The 2014 midterm elections are only two months away, and most election forecasters predict that the Republican Party will take control of the U.S. Senate. But who cares what the experts thing? What do you think?
A new interactive site from The New York Times wants to let you create your own custom forecast and share it with the world.
The Senate election forecaster, a product of the Times’ new policy vertical The Upshot, is very easy to use, even for novice political pundits. You first choose which set of conditions you want to use as your baseline. There are five options: the Times’ own model, those of two competitors, recent polls alone, or the basic “fundamentals” of the races.
The Washington Post’s Election Lab model, which according to the Times gives the Democrats a 54 percent chance of holding the Senate, is the outlier on the list. Using any other model as a baseline, the Republicans stand a better chance of taking the Senate. The Times itself gives Republicans a 66 percent chance.
The second step is adjusting the likelihood of Democratic and Republican victories in individual states. Drag sliders for each state to adjust the probability that one party or the other will win that race.
It is in this second step that the sensitivity of the overall model to individual races becomes clear. The Upshot’s 66 percent figure is based on the notion that, among other contests, the races in Iowa, Colorado, and Louisiana are practically tossups. Looking at the polling averages, this is true: Democrat Bruce Braley’s odds of beating Republican challenger Jodi Ernst in Iowa are half-and-half, while the odds of incumbent Sen. Mary Landrieu (D) losing reelection to Bill Cassidy (R) in Louisiana are about the same. These are no doubt going to be close races.
If you adjust the sliders for these three states to predict Democratic victories, the overall forecast becomes less grim for the Democrats. Give the Democrats a 75 percent chance of holding Iowa, Louisiana, and Colorado, and you give them a 50 percent chance of holding the Senate.

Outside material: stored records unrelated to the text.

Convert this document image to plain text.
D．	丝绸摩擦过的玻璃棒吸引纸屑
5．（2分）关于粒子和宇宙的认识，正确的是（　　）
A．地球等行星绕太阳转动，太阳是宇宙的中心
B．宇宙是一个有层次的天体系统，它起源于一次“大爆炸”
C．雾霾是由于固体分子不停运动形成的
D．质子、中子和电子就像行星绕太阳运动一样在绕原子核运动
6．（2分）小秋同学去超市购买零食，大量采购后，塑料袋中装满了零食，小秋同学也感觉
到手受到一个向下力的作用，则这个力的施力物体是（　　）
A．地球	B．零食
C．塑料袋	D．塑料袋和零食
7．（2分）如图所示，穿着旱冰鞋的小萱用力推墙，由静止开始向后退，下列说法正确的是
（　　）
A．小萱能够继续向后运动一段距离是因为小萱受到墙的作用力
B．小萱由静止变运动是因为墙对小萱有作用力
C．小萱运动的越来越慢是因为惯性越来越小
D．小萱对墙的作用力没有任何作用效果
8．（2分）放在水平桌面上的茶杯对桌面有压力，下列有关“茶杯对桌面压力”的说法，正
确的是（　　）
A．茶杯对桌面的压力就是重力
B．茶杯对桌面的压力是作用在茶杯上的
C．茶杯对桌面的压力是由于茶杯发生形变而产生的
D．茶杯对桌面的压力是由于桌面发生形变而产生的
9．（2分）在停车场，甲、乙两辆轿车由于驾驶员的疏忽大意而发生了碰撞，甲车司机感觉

Admittedly, this is what pundits have been saying for months—three races could make all the difference. But the Times’ custom model lets you see for yourself how dependent Senate Democrats are on a handful of close contests. Don’t take anyone’s word for it that small margins in a few states could determine control of the Senate. Play around with this interactive forecaster and create your own speculative outcomes to get a better sense of how true this really is.